Are Brazil and Turkey heading into recessions?
Emerging markets are making something of a comeback in 2014 after the Federal Reserve’s “tapering” comments triggered a disastrous sell-off beginning in May 2013. For example, the iShares MSCI Emerging Markets ETF (EEM | B-99) has eked out a gain of almost 4 percent this year after dropping by the same amount last year.
But not everyone is on board with the current rebound. To the contrary, Christopher Tsai, president and chief investment officer of Tsai Capital Corp., a long/short global equity manager based in New York, sees enough trouble in places from Turkey to Brazil and has enough conviction to actually be shorting the emerging markets altogether, and he uses ETFs to do it.
Tsai recently spoke to ETF.com staff writer Hung Tran about why he’s shorting emerging markets and why he thinks Brazil and Turkey are headed for a recession.
ETF.com: Can you give us some background about yourself and your firm?
Tsai: Our long/short fund launched in June 2011, and Tsai Capital Corp. has been managing money for primarily high net worth individuals and family offices since the beginning of 1998.
The long/short fund has about $28.5 million, and we also manage another roughly $20 million in separate accounts. Unlike a lot of other hedge fund firms, we prefer to invest for the long term. So we stay invested so long as the fundamental and the qualitative characteristics remain favorable.
We also believe in concentration as opposed to diversification, and that generally means that we prefer to hold 10 to 15 high-quality names. When it comes to shorting, we take a directional approach and we prefer to short indexes though ETFs, as opposed to just individual equities.

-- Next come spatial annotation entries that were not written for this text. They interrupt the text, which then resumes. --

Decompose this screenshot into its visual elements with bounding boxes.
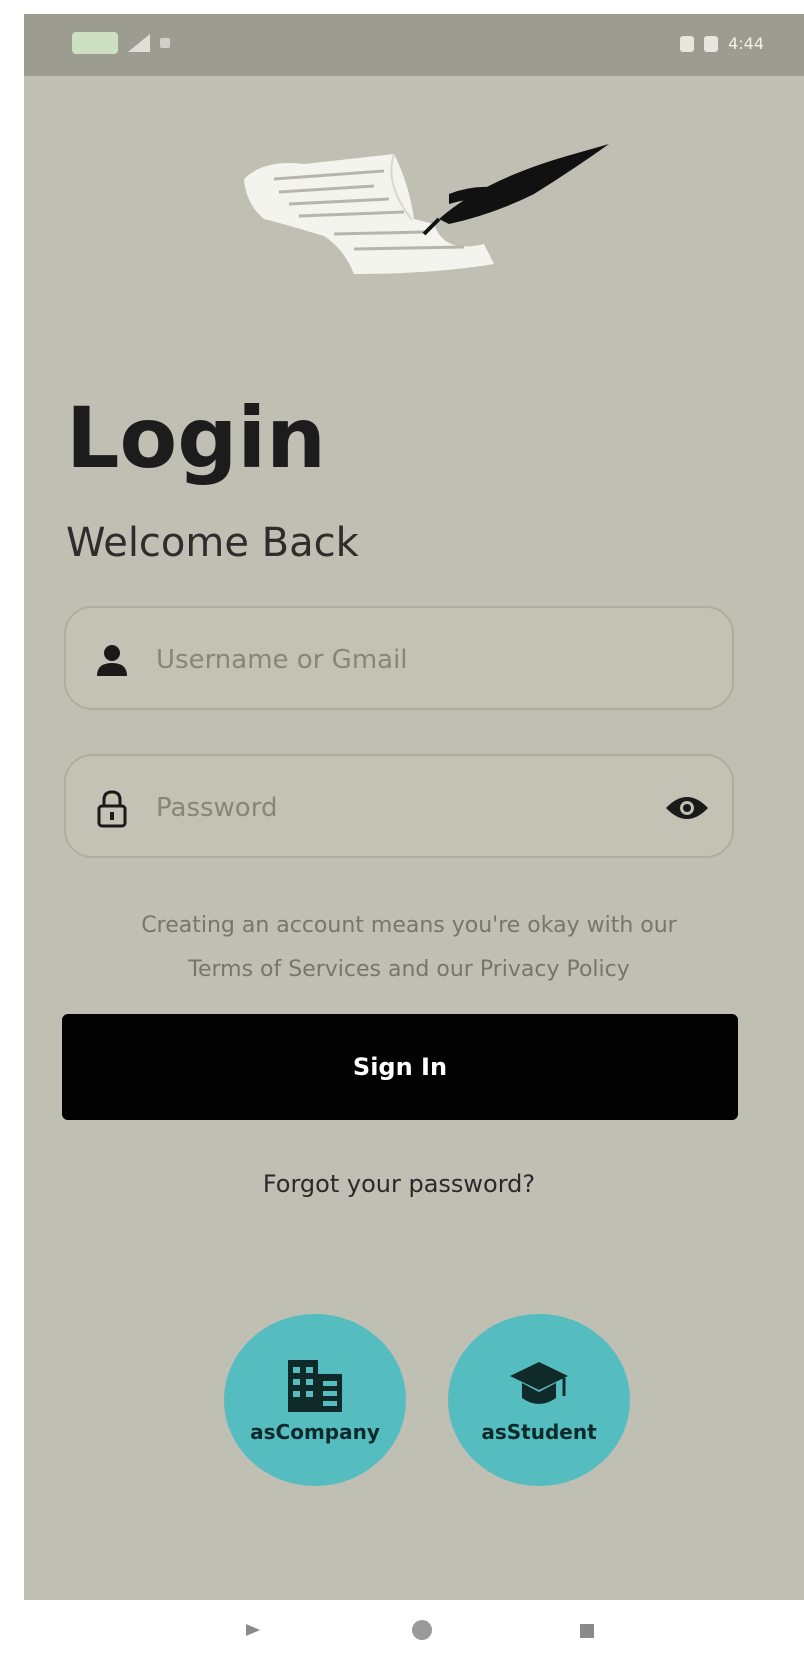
system-navigation-bar (0, 1600, 804, 1658)
recents-icon[interactable] (578, 1622, 596, 1640)
terms-text: Creating an account means you're okay wi… (84, 904, 734, 992)
status-bar: 4:44 (24, 14, 804, 76)
wifi-icon (704, 35, 719, 52)
eye-icon[interactable] (664, 792, 710, 824)
person-icon (97, 645, 127, 676)
forgot-password-link[interactable]: Forgot your password? (24, 1170, 774, 1198)
status-time: 4:44 (728, 34, 764, 53)
as-student-label: asStudent (481, 1420, 597, 1444)
status-left-icons (72, 32, 170, 54)
quill-icon (422, 144, 609, 236)
graduation-cap-icon (510, 1362, 568, 1404)
back-icon[interactable] (244, 1622, 262, 1638)
username-input[interactable] (154, 634, 658, 686)
scroll-quill-illustration (244, 144, 609, 274)
status-right-icons: 4:44 (680, 34, 764, 53)
as-student-button[interactable]: asStudent (448, 1314, 630, 1486)
as-company-label: asCompany (250, 1420, 380, 1444)
username-field[interactable] (64, 606, 734, 710)
battery-icon (72, 32, 118, 54)
signal-icon (128, 34, 150, 52)
password-field[interactable] (64, 754, 734, 858)
building-icon (288, 1360, 342, 1412)
terms-line-1: Creating an account means you're okay wi… (141, 913, 677, 938)
page-subtitle: Welcome Back (66, 520, 359, 566)
home-icon[interactable] (410, 1618, 434, 1642)
terms-line-2: Terms of Services and our Privacy Policy (188, 957, 630, 982)
as-company-button[interactable]: asCompany (224, 1314, 406, 1486)
lock-icon (97, 790, 127, 828)
app-screen: 4:44 Login Welcome Back Username or Gmai… (24, 14, 804, 1601)
notification-icon (160, 38, 170, 48)
alarm-icon (680, 35, 695, 52)
page-title: Login (66, 389, 326, 487)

ETF.com: I also understand you have a very interesting financial background relating to your grandmother.
Tsai: My grandmother was a really interesting woman, and I wish that she lived longer than 93 years. Ruth Tsai was born in Shanghai, and she was the only woman to trade on the Shanghai Stock Exchange during World War II; basically from 1939 to, I believe, around December 1941 when Japanese troops came in and took over the Shanghai international settlement and the exchange was halted at that point.
But that was an amazing experience for her, because the Shanghai exchange was really the financial center of the Far East at the time. She told me when I was 10 years old that she traded everything from stocks, bonds, gold and other commodities.
So that was pretty amazing for a woman at that time, because most of those types of affairs were really handled by the so-called man of the house.
ETF.com: Which particular ETF or ETFs are you currently using to short?
Tsai: Since Tsai Capital focuses on companies with significant exposure to emerging markets, a natural hedge for us in terms of offsetting our exposure on the long book is to short the iShares MSCI Emerging Markets ETF (EEM | B-99), which is a very liquid emerging markets ETF.